$\left|\,\circlearrowright\,\boxed{\text{BUS}}\,\right|$: A Large and Diverse Multimodal Benchmark for evaluating the ability of Vision-Language Models to understand Rebus Puzzles
$\left|\,\circlearrowright\,\boxed{\text{BUS}}\,\right|$: A Large and Diverse Multimodal Benchmark for evaluating the ability of Vision-Language Models to understand Rebus Puzzles
The recently introduced benchmark, named BUS, is designed to evaluate Vision-Language Models' ability to understand Rebus Puzzles, which are puzzles that creatively combine images, symbols, and letters. This benchmark aims to enhance the assessment of models by challenging their cognitive and reasoning skills, reflecting the complex nature of these puzzles. BUS is characterized as a large and diverse multimodal benchmark, indicating its comprehensive scope in testing various aspects of model understanding. The focus on Rebus Puzzles highlights the benchmark's intent to push models beyond simple recognition tasks toward more integrated interpretation capabilities.
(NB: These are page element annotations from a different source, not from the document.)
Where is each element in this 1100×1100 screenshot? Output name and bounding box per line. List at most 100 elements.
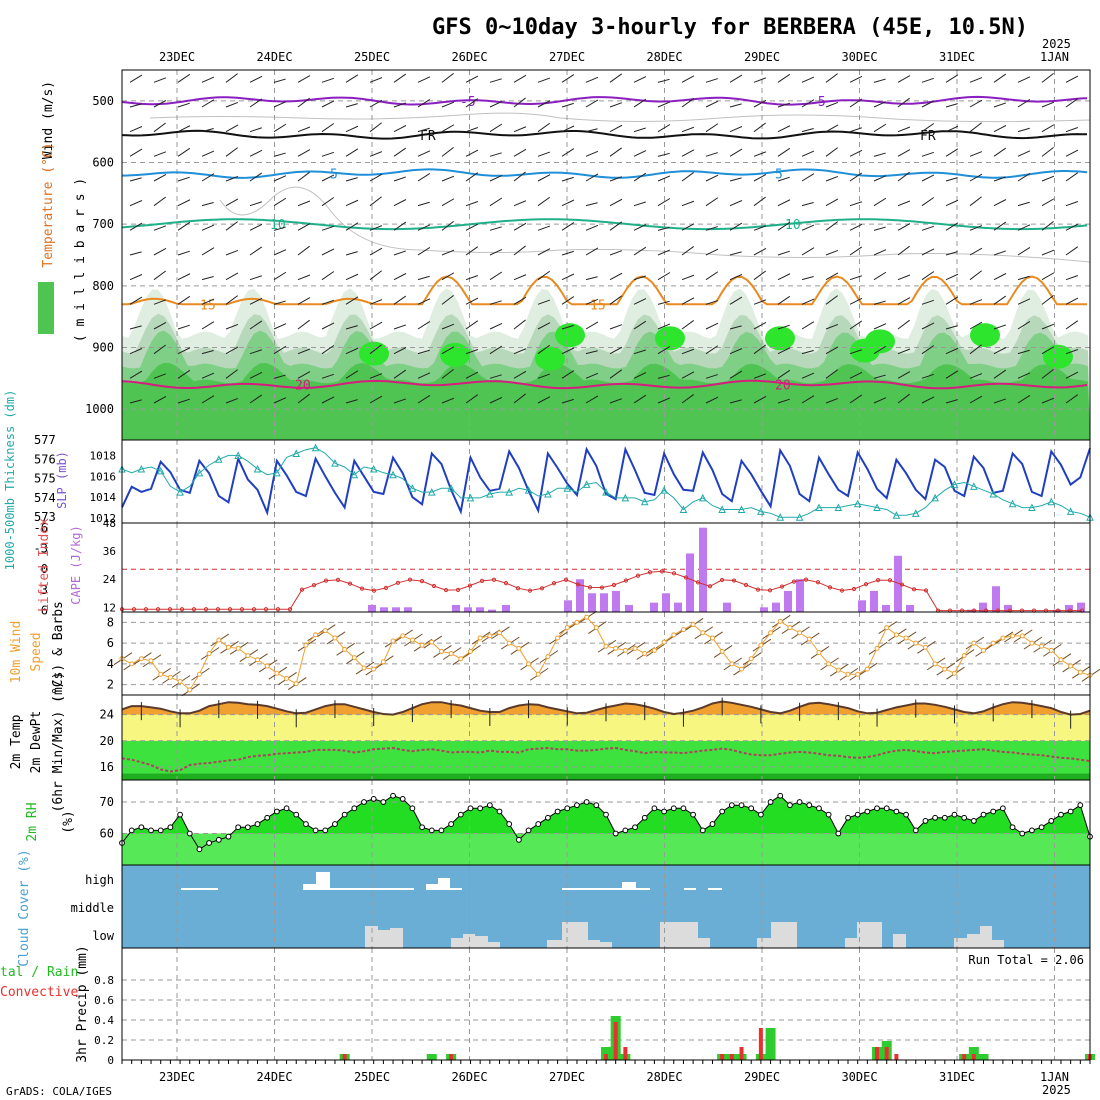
wind-speed-marker	[1058, 657, 1064, 663]
wind-barb	[537, 396, 551, 404]
wind-barb	[153, 151, 167, 157]
wind-barb	[321, 174, 335, 182]
wind-barb	[825, 147, 838, 157]
wind-barb	[777, 73, 791, 83]
wind-barb	[705, 152, 718, 157]
rh-contour-10	[219, 186, 1091, 263]
wind-barb	[1041, 346, 1055, 355]
wind-barb	[825, 295, 838, 305]
wind-barb	[225, 198, 239, 207]
top-date-axis: 23DEC 24DEC 25DEC 26DEC 27DEC 28DEC 29DEC 30DEC…	[159, 50, 1069, 64]
wind-barb	[177, 398, 190, 404]
wind-barb	[417, 372, 431, 379]
wind-barb	[465, 223, 479, 231]
cape-bar	[760, 607, 768, 612]
rh-marker	[748, 805, 755, 812]
li-marker	[131, 607, 137, 612]
wind-barb	[873, 101, 887, 108]
date-label-bottom: 24DEC	[256, 1070, 292, 1084]
rh-marker	[196, 846, 203, 853]
wind-barb	[825, 369, 838, 379]
wind-barb	[513, 393, 526, 404]
wind-barb	[369, 395, 383, 404]
wind-barb	[393, 102, 407, 108]
wind-barb	[657, 152, 670, 157]
rh-blob-90	[850, 338, 880, 363]
wind-barb	[321, 77, 334, 83]
rh-marker	[951, 811, 958, 818]
wind-barb	[705, 345, 719, 355]
wind-barb	[1041, 175, 1055, 182]
li-marker	[575, 582, 581, 587]
wind-barb	[945, 347, 959, 355]
temp-contour-label: -5	[810, 95, 826, 110]
wind-speed-marker	[835, 667, 841, 673]
cape-bar	[992, 586, 1000, 612]
wind-barb	[801, 247, 815, 256]
date-label-top: 25DEC	[354, 50, 390, 64]
wind-barb	[1041, 249, 1055, 256]
wind-barb	[249, 75, 263, 83]
date-label-bottom: 28DEC	[646, 1070, 682, 1084]
cloud-background	[122, 865, 1090, 948]
li-marker	[491, 577, 497, 582]
wind-barb	[417, 320, 431, 330]
wind-barb	[1065, 297, 1079, 305]
wind-barb	[225, 369, 238, 379]
wind-barb	[633, 298, 647, 305]
wind-barb	[993, 147, 1007, 157]
wind-speed-marker	[293, 681, 299, 687]
precip-total-bar	[765, 1028, 776, 1060]
rh-marker	[128, 827, 135, 834]
wind-speed-marker	[913, 640, 919, 646]
wind-speed-marker	[158, 671, 164, 677]
rh-marker	[961, 814, 968, 821]
rh-marker	[157, 827, 164, 834]
thickness-marker	[621, 493, 630, 502]
wind-barb	[657, 124, 671, 133]
precip-tick-label: 0.2	[94, 1034, 114, 1047]
wind-barb	[993, 176, 1007, 182]
wind-barb	[561, 250, 574, 256]
wind-barb	[825, 397, 839, 404]
wind-barb	[417, 394, 431, 404]
wind-barb	[777, 147, 791, 157]
li-marker	[683, 575, 689, 580]
thickness-marker	[853, 499, 862, 508]
cloud-high-bar	[450, 888, 462, 890]
wind-barb	[465, 75, 479, 83]
li-marker	[731, 578, 737, 583]
wind-speed-marker	[642, 651, 648, 656]
precip-convective-bar	[894, 1054, 899, 1060]
wind-barb	[537, 373, 551, 379]
wind-barb	[177, 369, 191, 379]
wind-speed-marker	[574, 619, 580, 625]
wind-speed-marker	[313, 632, 319, 638]
wind-barb	[177, 273, 191, 281]
rh-marker	[651, 805, 658, 812]
wind-barb	[753, 225, 767, 231]
wind-barb	[585, 247, 599, 256]
wind-barb	[177, 176, 190, 182]
li-marker	[563, 577, 569, 582]
wind-barb	[201, 128, 214, 133]
temp-contour-label: 15	[590, 298, 606, 313]
thickness-marker	[679, 505, 688, 513]
wind-barb	[441, 72, 454, 83]
wind-speed-marker	[680, 627, 686, 633]
rh-marker	[690, 811, 697, 818]
date-label-bottom: 31DEC	[939, 1070, 975, 1084]
thickness-marker	[970, 482, 978, 490]
rh-marker	[680, 805, 687, 812]
wind-barb	[1017, 224, 1031, 231]
wind-barb	[201, 276, 214, 281]
wind-barb	[225, 175, 239, 182]
bottom-date-axis: 23DEC 24DEC 25DEC 26DEC 27DEC 28DEC 29DEC 30DEC…	[121, 1060, 1091, 1084]
wind-speed-marker	[961, 653, 967, 659]
cape-bar	[1077, 602, 1085, 612]
wind-barb	[1041, 294, 1054, 305]
wind-barb	[777, 347, 791, 355]
wind-barb	[369, 344, 382, 355]
li-marker	[659, 569, 665, 574]
precip-tick-label: 0.6	[94, 994, 114, 1007]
According to the proposal, BUS is expected to be effective in advancing the evaluation of Vision-Language Models. By targeting the improvement of cognitive and reasoning skills, the benchmark addresses key areas necessary for more sophisticated AI understanding. Overall, BUS represents a significant step in benchmarking that aligns with the growing need for models to interpret complex, multimodal information.